ACIS Logo Digging into the Laborer’s Poetry

Utilizing a micro-historical lens to explore the archive of an Irish immigrant laborer, Charles Biggie, in the late 19th century,  I explore how the individual act of writing poetry served as a performative path to negotiating Irish identity within the United States.  By examining the published and unpublished poems of a single man, one primarily employed as a grave digger, I contend that the newly arrived Irish in the U.S. looked to community leaders as models for developing their own practice of identity. Figures such as John Boyle O’Reilly served as a model for how the newly arrived Irish immigrant could perform their Irishness and that a major part of this performance was in the labor of writing and occasional publishing of poetry.
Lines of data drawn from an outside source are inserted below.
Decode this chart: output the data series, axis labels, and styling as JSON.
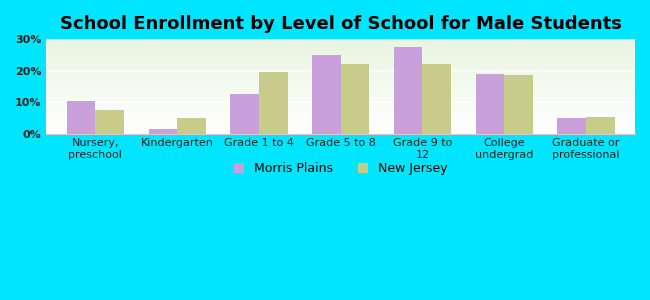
{
  "title": "School Enrollment by Level of School for Male Students",
  "categories": [
    "Nursery,\npreschool",
    "Kindergarten",
    "Grade 1 to 4",
    "Grade 5 to 8",
    "Grade 9 to\n12",
    "College\nundergrad",
    "Graduate or\nprofessional"
  ],
  "morris_plains": [
    10.5,
    1.5,
    12.5,
    25.0,
    27.5,
    19.0,
    5.0
  ],
  "new_jersey": [
    7.5,
    5.0,
    19.5,
    22.0,
    22.0,
    18.5,
    5.5
  ],
  "bar_color_morris": "#c9a0dc",
  "bar_color_nj": "#c8cc8a",
  "background_outer": "#00e5ff",
  "background_inner_top": "#e8f5e0",
  "background_inner_bottom": "#ffffff",
  "ylim": [
    0,
    30
  ],
  "yticks": [
    0,
    10,
    20,
    30
  ],
  "ytick_labels": [
    "0%",
    "10%",
    "20%",
    "30%"
  ],
  "legend_morris": "Morris Plains",
  "legend_nj": "New Jersey",
  "title_fontsize": 13,
  "tick_fontsize": 8,
  "legend_fontsize": 9,
  "bar_width": 0.35
}
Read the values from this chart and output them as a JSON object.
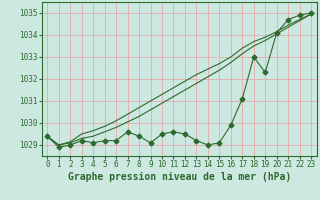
{
  "hours": [
    0,
    1,
    2,
    3,
    4,
    5,
    6,
    7,
    8,
    9,
    10,
    11,
    12,
    13,
    14,
    15,
    16,
    17,
    18,
    19,
    20,
    21,
    22,
    23
  ],
  "pressure_main": [
    1029.4,
    1028.9,
    1029.0,
    1029.2,
    1029.1,
    1029.2,
    1029.2,
    1029.6,
    1029.4,
    1029.1,
    1029.5,
    1029.6,
    1029.5,
    1029.2,
    1029.0,
    1029.1,
    1029.9,
    1031.1,
    1033.0,
    1032.3,
    1034.1,
    1034.7,
    1034.9,
    1035.0
  ],
  "pressure_smooth1": [
    1029.4,
    1029.0,
    1029.15,
    1029.5,
    1029.65,
    1029.85,
    1030.1,
    1030.4,
    1030.7,
    1031.0,
    1031.3,
    1031.6,
    1031.9,
    1032.2,
    1032.45,
    1032.7,
    1033.0,
    1033.4,
    1033.7,
    1033.9,
    1034.15,
    1034.45,
    1034.7,
    1034.95
  ],
  "pressure_smooth2": [
    1029.35,
    1029.0,
    1029.1,
    1029.3,
    1029.4,
    1029.6,
    1029.8,
    1030.05,
    1030.3,
    1030.6,
    1030.9,
    1031.2,
    1031.5,
    1031.8,
    1032.1,
    1032.4,
    1032.75,
    1033.15,
    1033.5,
    1033.75,
    1034.05,
    1034.35,
    1034.65,
    1034.95
  ],
  "line_color": "#2d6a2d",
  "bg_color": "#cce8e0",
  "grid_color": "#e8a0a0",
  "xlabel": "Graphe pression niveau de la mer (hPa)",
  "ylim": [
    1028.5,
    1035.5
  ],
  "xlim": [
    -0.5,
    23.5
  ],
  "yticks": [
    1029,
    1030,
    1031,
    1032,
    1033,
    1034,
    1035
  ],
  "xticks": [
    0,
    1,
    2,
    3,
    4,
    5,
    6,
    7,
    8,
    9,
    10,
    11,
    12,
    13,
    14,
    15,
    16,
    17,
    18,
    19,
    20,
    21,
    22,
    23
  ],
  "marker": "D",
  "marker_size": 2.5,
  "linewidth": 0.8,
  "xlabel_fontsize": 7,
  "tick_fontsize": 5.5
}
Newspapers allowed for the dissemination of poetry that would allow readers to participate in this performance through the act of reading, but more importantly the process of writing itself served as a performative labor for negotiating belonging to a new Irish-American identity.   What can we learn about the social and cultural need of the diaspora from this poetry? What benefit comes from analyzing unpublished pieces of mediocre poetic value?  Does the examination of the work of a grave digger attempt to join a published conversation on identity reveal greater importance for this kind of Irish poetry?  What do we gain by thinking of published poetry as a performance venue that was accessible to the average laborer?